Scene from the fourth chapter

===Battle===
The battle system is completely different from earlier Marl games. The player's party consists of up to 12 characters divided into rows of 4. The player can only have direct control of the row leaders. The other characters in each row, called "partners", cannot normally be controlled and attack randomly. The only characters that can be controlled even when they are not in the front row are puppets, and they can only be controlled by Cornet, Cello, Kururu or Cherie.

The party consists of humans, puppet users, puppets and monsters. Each character, when acting as a partner, will raise or lower the statistics of the row leader. Depending on party organization, special attacks can be unlocked for the row leader.

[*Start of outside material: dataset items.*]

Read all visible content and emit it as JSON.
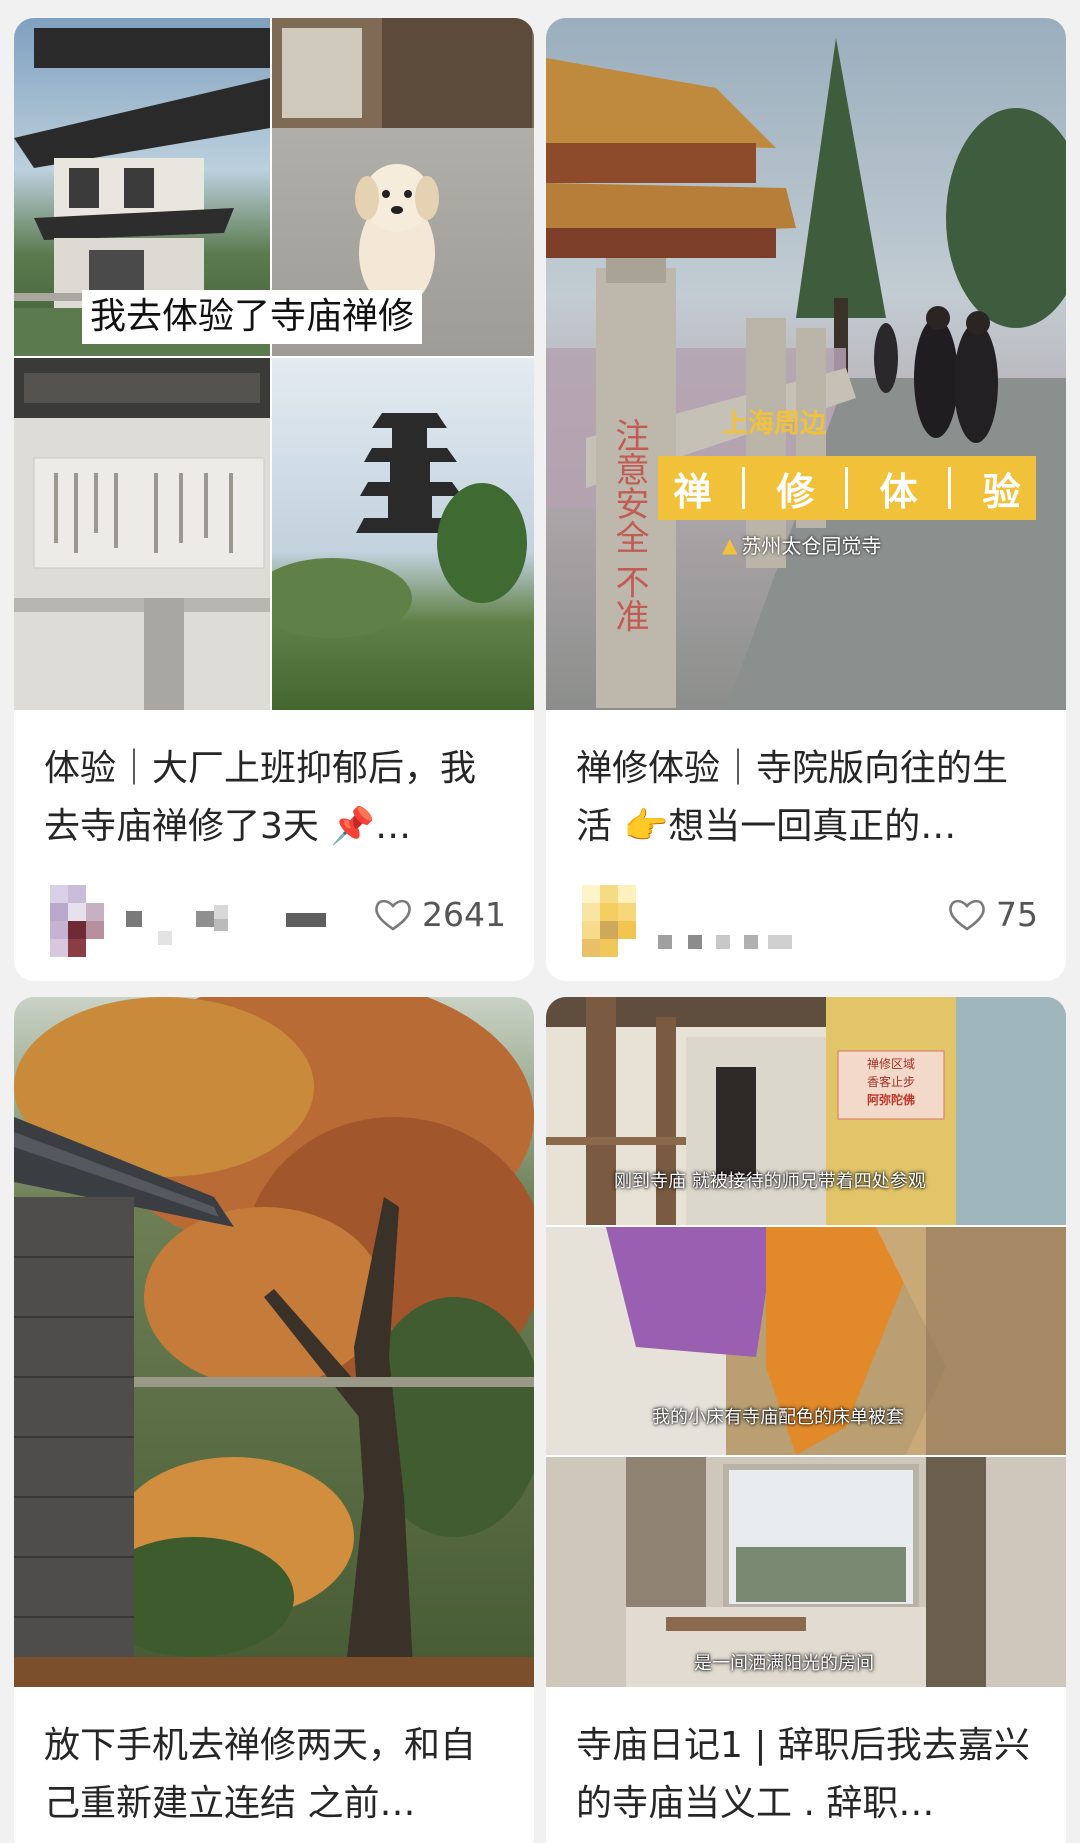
{
  "feed": {
    "cards": [
      {
        "title": "体验｜大厂上班抑郁后，我去寺庙禅修了3天 📌…",
        "likes": "2641",
        "image": {
          "overlay_text": "我去体验了寺庙禅修"
        }
      },
      {
        "title": "禅修体验｜寺院版向往的生活 👉想当一回真正的…",
        "likes": "75",
        "image": {
          "tag_top": "上海周边",
          "banner_chars": [
            "禅",
            "修",
            "体",
            "验"
          ],
          "location": "苏州太仓同觉寺",
          "stone_text": "注意安全 不准"
        }
      },
      {
        "title": "放下手机去禅修两天，和自己重新建立连结 之前…",
        "image": {}
      },
      {
        "title": "寺庙日记1 | 辞职后我去嘉兴的寺庙当义工 . 辞职…",
        "image": {
          "sign_lines": [
            "禅修区域",
            "香客止步",
            "阿弥陀佛"
          ],
          "captions": [
            "刚到寺庙 就被接待的师兄带着四处参观",
            "我的小床有寺庙配色的床单被套",
            "是一间洒满阳光的房间"
          ]
        }
      }
    ]
  },
  "icons": {
    "like": "heart-outline-icon",
    "location": "location-pin-icon"
  },
  "colors": {
    "background": "#f1f1f1",
    "card": "#ffffff",
    "title": "#262626",
    "banner": "#f2c13a"
  }
}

Instead of paying for spells like in Ballad of the Little Princess, the characters use SP for spell casting.

==Legacy==
Along with Rhapsody: A Musical Adventure and Rhapsody II: Ballad of the Little Princess, this game is part of the Marl Kingdom series created by Nippon Ichi. It also acts as a prelude to the later Nippon Ichi game La Pucelle: Tactics. Although released on a different system with a new battle system, Memories of Marl Kingdom maintains many of the themes of the previous games. The graphics remain bright and colorful, but backgrounds are now in 3D.

The game was released in North America and Europe as a part of Rhapsody: Marl Kingdom Chronicles in 2023.

===Soundtrack===
A soundtrack of the game's song was released on February 21, 2001. Like other Marl games, the music was composed by Tenpei Sato.